I started telling her about my genealogy adventures soon after I met her. She is my daughter's step-daughter and came into our lives when she was seven. Her first encounter with my ancestors came when the two of us went to Plimoth Plantation with a church group. We went into each of the small, thatched-roof cottages there, and I pondered aloud with her about what life must have been like for the Pilgrims. We came to the "home of John Alden," and I told her that he was my 9th great-grandfather. She spoke briefly with the Alden re-enactors in the little house, and giggled as we walked away. "Is he really your 9th great-grandfather?" she asked. I explained that they were just actors, but that I really was related to John Alden. She's always remembered that.

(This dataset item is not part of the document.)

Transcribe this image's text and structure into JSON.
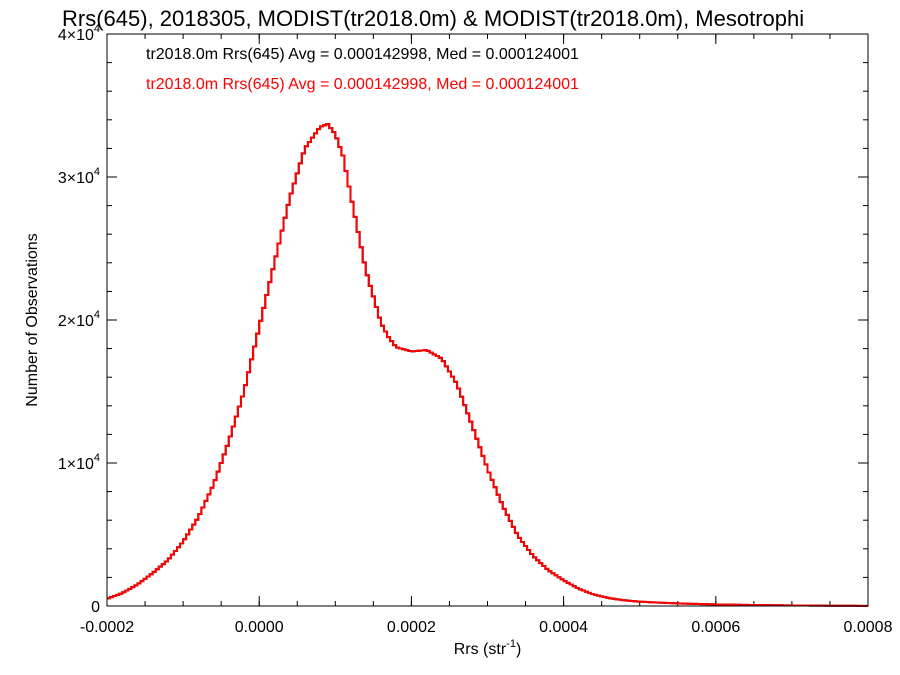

Over the next year, she seemed to take an interest in any of the genealogy discoveries I tried to announce to the family. While everyone else smirked and rolled their eyes, she seemed to hang on my every word. I thought she was just being polite. But then I started talking about a "genealogy field trip" to New Hampshire to look for ancestral evidence, and she begged me to take her along.

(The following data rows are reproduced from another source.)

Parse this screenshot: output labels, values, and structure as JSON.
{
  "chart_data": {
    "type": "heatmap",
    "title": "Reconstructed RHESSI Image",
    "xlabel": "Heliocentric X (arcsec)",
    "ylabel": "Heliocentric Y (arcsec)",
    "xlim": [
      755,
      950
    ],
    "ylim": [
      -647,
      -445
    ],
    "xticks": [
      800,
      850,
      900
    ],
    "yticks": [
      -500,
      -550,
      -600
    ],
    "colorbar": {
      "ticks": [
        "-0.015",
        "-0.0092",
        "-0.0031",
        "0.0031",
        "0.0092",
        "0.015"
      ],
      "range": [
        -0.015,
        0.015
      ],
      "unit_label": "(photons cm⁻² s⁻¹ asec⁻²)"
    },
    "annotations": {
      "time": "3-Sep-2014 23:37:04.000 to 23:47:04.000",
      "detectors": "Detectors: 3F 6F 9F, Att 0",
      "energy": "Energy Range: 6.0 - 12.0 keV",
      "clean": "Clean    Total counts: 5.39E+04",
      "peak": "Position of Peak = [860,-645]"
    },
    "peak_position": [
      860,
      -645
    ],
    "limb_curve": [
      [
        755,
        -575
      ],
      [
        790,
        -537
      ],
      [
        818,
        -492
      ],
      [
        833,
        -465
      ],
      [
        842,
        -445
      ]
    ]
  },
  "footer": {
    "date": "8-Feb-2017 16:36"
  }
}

I packed a lunch for the two of us, brought my notes and charts, and we headed off. On the hour-and-a-half drive to our destination, I talked to her about our quarry: my husband's great-great grandfather, who was allegedly an Indian. Our first stop was the city cemetery. The woman at the cemetery office told us that, yes, there was a Thomas Perkins buried there, and she gave me a map to the gravesite, as well as a copy of the interment card for that plot. I grew excited as I read the names on the interment card—I knew I'd hit the jackpot. My granddaughter shared my excitement and eagerly explored the graves with me when we finally found the family burial plot. We made a crude rubbing of Thomas' headstone for her to take home.
As I drove out of the cemetery, we chatted excitedly about our find. "Now who is Thomas again?" she asked. I thought maybe I should temper her enthusiasm. "You know," I said, "that Thomas isn't really your grandfather."

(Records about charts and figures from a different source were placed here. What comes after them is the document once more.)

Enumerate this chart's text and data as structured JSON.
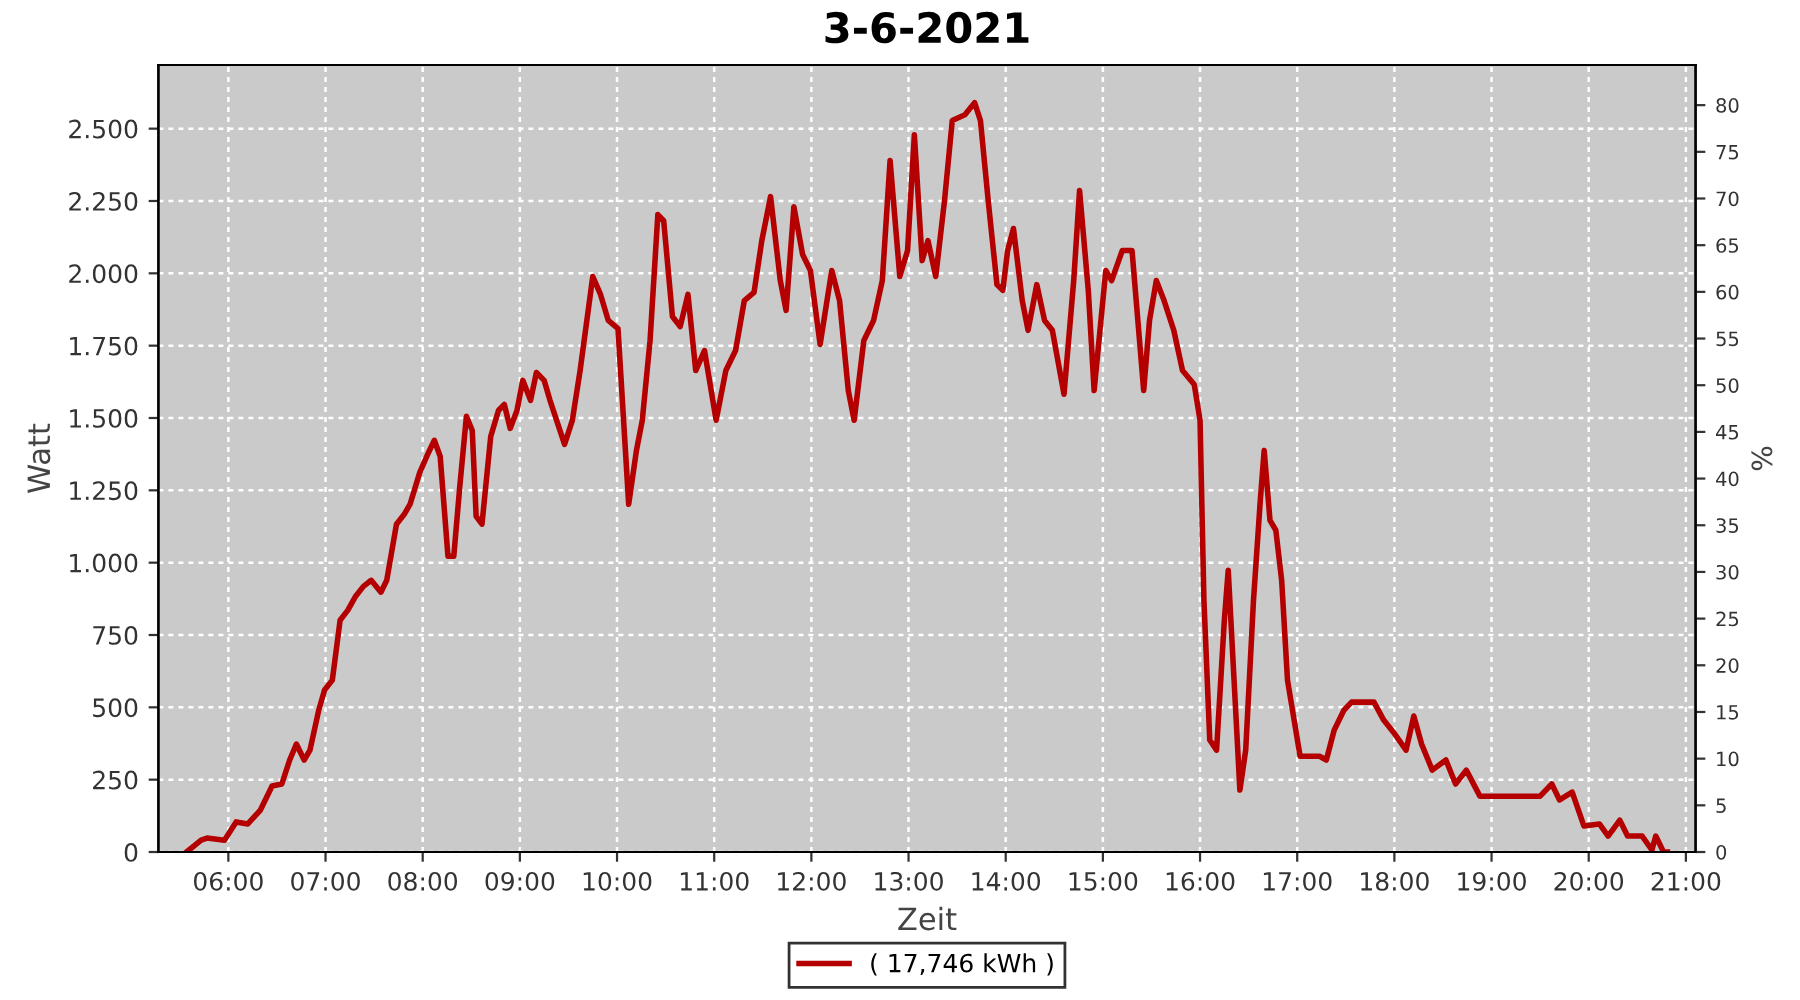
{
  "chart_data": {
    "type": "line",
    "title": "3-6-2021",
    "xlabel": "Zeit",
    "ylabel": "Watt",
    "y2label": "%",
    "x": [
      5.57,
      5.72,
      5.78,
      5.96,
      6.08,
      6.2,
      6.33,
      6.45,
      6.55,
      6.63,
      6.7,
      6.78,
      6.84,
      6.93,
      6.99,
      7.07,
      7.15,
      7.23,
      7.31,
      7.39,
      7.47,
      7.57,
      7.63,
      7.73,
      7.81,
      7.87,
      7.97,
      8.06,
      8.12,
      8.18,
      8.26,
      8.32,
      8.38,
      8.45,
      8.51,
      8.55,
      8.61,
      8.7,
      8.78,
      8.84,
      8.9,
      8.97,
      9.03,
      9.11,
      9.17,
      9.25,
      9.31,
      9.46,
      9.54,
      9.62,
      9.75,
      9.83,
      9.91,
      10.01,
      10.12,
      10.2,
      10.26,
      10.34,
      10.42,
      10.48,
      10.57,
      10.65,
      10.73,
      10.81,
      10.9,
      11.02,
      11.12,
      11.22,
      11.31,
      11.41,
      11.49,
      11.58,
      11.68,
      11.74,
      11.82,
      11.91,
      11.99,
      12.09,
      12.21,
      12.29,
      12.38,
      12.44,
      12.54,
      12.64,
      12.73,
      12.81,
      12.91,
      12.99,
      13.06,
      13.14,
      13.2,
      13.28,
      13.37,
      13.45,
      13.58,
      13.68,
      13.74,
      13.82,
      13.91,
      13.97,
      14.02,
      14.08,
      14.17,
      14.23,
      14.32,
      14.4,
      14.48,
      14.6,
      14.7,
      14.76,
      14.85,
      14.91,
      15.03,
      15.09,
      15.2,
      15.3,
      15.36,
      15.42,
      15.48,
      15.55,
      15.63,
      15.73,
      15.82,
      15.94,
      16.0,
      16.04,
      16.1,
      16.17,
      16.25,
      16.29,
      16.35,
      16.41,
      16.47,
      16.55,
      16.62,
      16.66,
      16.72,
      16.78,
      16.84,
      16.9,
      17.03,
      17.23,
      17.3,
      17.38,
      17.48,
      17.56,
      17.79,
      17.89,
      17.99,
      18.12,
      18.2,
      18.28,
      18.39,
      18.53,
      18.63,
      18.74,
      18.88,
      19.09,
      19.5,
      19.62,
      19.7,
      19.83,
      19.95,
      20.11,
      20.2,
      20.32,
      20.4,
      20.55,
      20.65,
      20.69,
      20.77,
      20.81
    ],
    "series": [
      {
        "name": "( 17,746 kWh )",
        "color": "#b40000",
        "values": [
          0,
          41,
          48,
          41,
          104,
          97,
          145,
          228,
          235,
          317,
          373,
          318,
          352,
          490,
          560,
          594,
          801,
          836,
          884,
          918,
          939,
          898,
          939,
          1133,
          1167,
          1202,
          1312,
          1381,
          1423,
          1367,
          1022,
          1022,
          1257,
          1506,
          1457,
          1160,
          1133,
          1436,
          1526,
          1547,
          1464,
          1526,
          1630,
          1561,
          1657,
          1630,
          1561,
          1409,
          1492,
          1664,
          1989,
          1927,
          1837,
          1809,
          1202,
          1388,
          1492,
          1768,
          2203,
          2182,
          1851,
          1816,
          1927,
          1664,
          1733,
          1492,
          1664,
          1733,
          1906,
          1934,
          2113,
          2265,
          1975,
          1872,
          2230,
          2065,
          2010,
          1754,
          2010,
          1906,
          1595,
          1492,
          1768,
          1837,
          1975,
          2390,
          1989,
          2079,
          2479,
          2044,
          2113,
          1989,
          2251,
          2528,
          2548,
          2590,
          2528,
          2251,
          1961,
          1941,
          2079,
          2155,
          1906,
          1803,
          1961,
          1837,
          1803,
          1582,
          1975,
          2286,
          1941,
          1595,
          2010,
          1975,
          2079,
          2079,
          1837,
          1595,
          1837,
          1975,
          1906,
          1803,
          1664,
          1616,
          1492,
          870,
          387,
          352,
          801,
          974,
          594,
          214,
          352,
          870,
          1215,
          1388,
          1146,
          1112,
          939,
          594,
          331,
          331,
          318,
          421,
          490,
          518,
          518,
          456,
          414,
          352,
          470,
          373,
          283,
          318,
          235,
          283,
          193,
          193,
          193,
          235,
          180,
          207,
          90,
          97,
          55,
          110,
          55,
          55,
          7,
          55,
          0,
          0
        ]
      }
    ],
    "xlim": [
      5.28,
      21.1
    ],
    "xticks": [
      {
        "value": 6,
        "label": "06:00"
      },
      {
        "value": 7,
        "label": "07:00"
      },
      {
        "value": 8,
        "label": "08:00"
      },
      {
        "value": 9,
        "label": "09:00"
      },
      {
        "value": 10,
        "label": "10:00"
      },
      {
        "value": 11,
        "label": "11:00"
      },
      {
        "value": 12,
        "label": "12:00"
      },
      {
        "value": 13,
        "label": "13:00"
      },
      {
        "value": 14,
        "label": "14:00"
      },
      {
        "value": 15,
        "label": "15:00"
      },
      {
        "value": 16,
        "label": "16:00"
      },
      {
        "value": 17,
        "label": "17:00"
      },
      {
        "value": 18,
        "label": "18:00"
      },
      {
        "value": 19,
        "label": "19:00"
      },
      {
        "value": 20,
        "label": "20:00"
      },
      {
        "value": 21,
        "label": "21:00"
      }
    ],
    "ylim": [
      0,
      2720
    ],
    "yticks": [
      0,
      {
        "value": 250,
        "label": "250"
      },
      {
        "value": 500,
        "label": "500"
      },
      {
        "value": 750,
        "label": "750"
      },
      {
        "value": 1000,
        "label": "1.000"
      },
      {
        "value": 1250,
        "label": "1.250"
      },
      {
        "value": 1500,
        "label": "1.500"
      },
      {
        "value": 1750,
        "label": "1.750"
      },
      {
        "value": 2000,
        "label": "2.000"
      },
      {
        "value": 2250,
        "label": "2.250"
      },
      {
        "value": 2500,
        "label": "2.500"
      }
    ],
    "y2lim": [
      0,
      84.3
    ],
    "y2ticks": [
      0,
      5,
      10,
      15,
      20,
      25,
      30,
      35,
      40,
      45,
      50,
      55,
      60,
      65,
      70,
      75,
      80
    ],
    "grid": true,
    "legend": "bottom",
    "marker": "none",
    "line_style": "solid"
  }
}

"I know," she answered, with a wisdom that belied her eight years, "but I don't do ‘steps'."
"Okay," I answered, relieved that she understood the complicated familial relationships, "In that case, he's your fourth great-grandfather."
I see my granddaughter a lot, and she almost never fails to ask me if I've discovered anyone new on the family tree. She was awed when I told her about by my great-grandfather's Civil War diary, which my brother had sent me, and when I finished transcribing it, she read every word. She became fond of "Mamie," my great-grandfather's first-born child, who died shortly after his return from active duty. When I announced that I wanted to go on another field trip to the cemetery where my great-grandfather is buried, my genealogy sidekick was more interested than ever and shared my hope that we'd find out more about little Mamie.
After a bit of walking around in the cemetery, we found the graves of my great-grandparents . . . and Mamie. My granddaughter was especially excited, as if she'd actually encountered Mamie herself. We both felt a tug at our hearts when we discovered Mamie was only 14 months old when she died, on August 26, 1865. I think my granddaughter was crying, though I'm not sure. She picked some wildflowers growing nearby and laid them on the grave, and sat by the headstone for a few minutes while I continued looking for signs of other ancestral kin. Mamie had become a real person for her, a little baby whose loss was to be mourned, 139 years after her death.
I marvel at my granddaughter's interest and often wonder where I went wrong with my own kids. But the answer is easy: I didn't talk to them about their heritage when they were small. They didn't have a sense of their own history, beyond their grandparents. I hadn't developed a real interest myself until they were adults, and by then the people I discovered on my family tree were "a bunch of dead people we never heard of," according to my son. In my youth it never occurred to me that teaching your family their history has to be an active, ongoing thing. In Native American cultures, ancestors are greatly revered, and their stories are carried on through a rich oral tradition. That's not a bad tradition to adopt. It helps make the ancient family real.
I've tried to guide my granddaughter's interest to her own family tree, as there are surely histories and mysteries to be mined there. I've sent her away with "homework," to interview her dad, his mother and his grandparents, and we've plugged her findings into a new family file on my computer. She's 12. She's interested in music, reading, playing with her friends, and boys. But she's also interested in genealogy, and maybe as she grows and matures she'll develop a sense of her own family history, and will keep that history alive with her own stories about the people in her family tree.